The number of states participating in the investigation is unclear, but reports show involvement from attorneys general in Massachusetts, Pennsylvania, South Carolina, Texas, Colorado and South Dakota.

According to the Centers for Disease Control and Prevention, more than 52,000 Americans died of drug overdoses in 2015—33,000 from opioids. The numbers demonstrate that the problem is only getting worse.

CDC data finds that drug overdoses in Illinois increased 7.6 percent between 2014 and 2015, making it one of 14 states with a “statistically significant” increase.

This isn’t Madigan’s first attempt to tackle the epidemic. Last summer, Madigan filed a lawsuit against the pharmaceutical company Insys Therapeutics Inc. for “deceptively marketing and selling Subsys, a highly addictive opioid drug, to physicians treating non-cancer patients for off-label uses like back and neck pain in an effort to rake in high profits,” according to Madigan’s office.

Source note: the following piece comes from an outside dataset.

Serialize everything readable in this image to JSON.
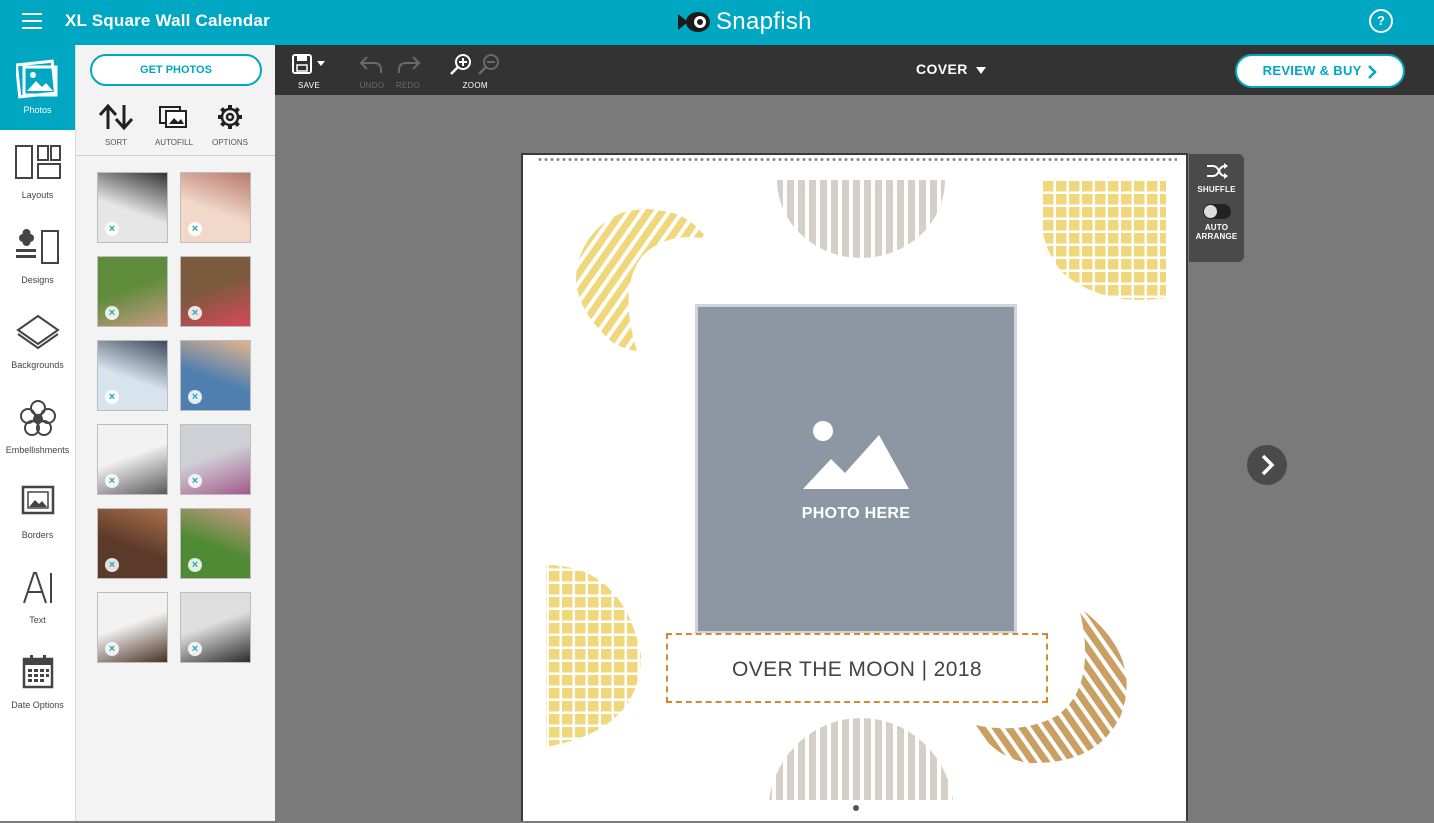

Madigan also joined 35 other attorneys general in an antitrust lawsuit against the maker of a prescription drug used to treat opioid addiction that was “forcing people to pay artificially high prices at a time when the companies reaped more than $3 billion in profits,” according to a press release.

“We must hold drug companies accountable for their role in the epidemic levels of opioid overdoses and deaths in Illinois and around the country,” Madigan said in a statement.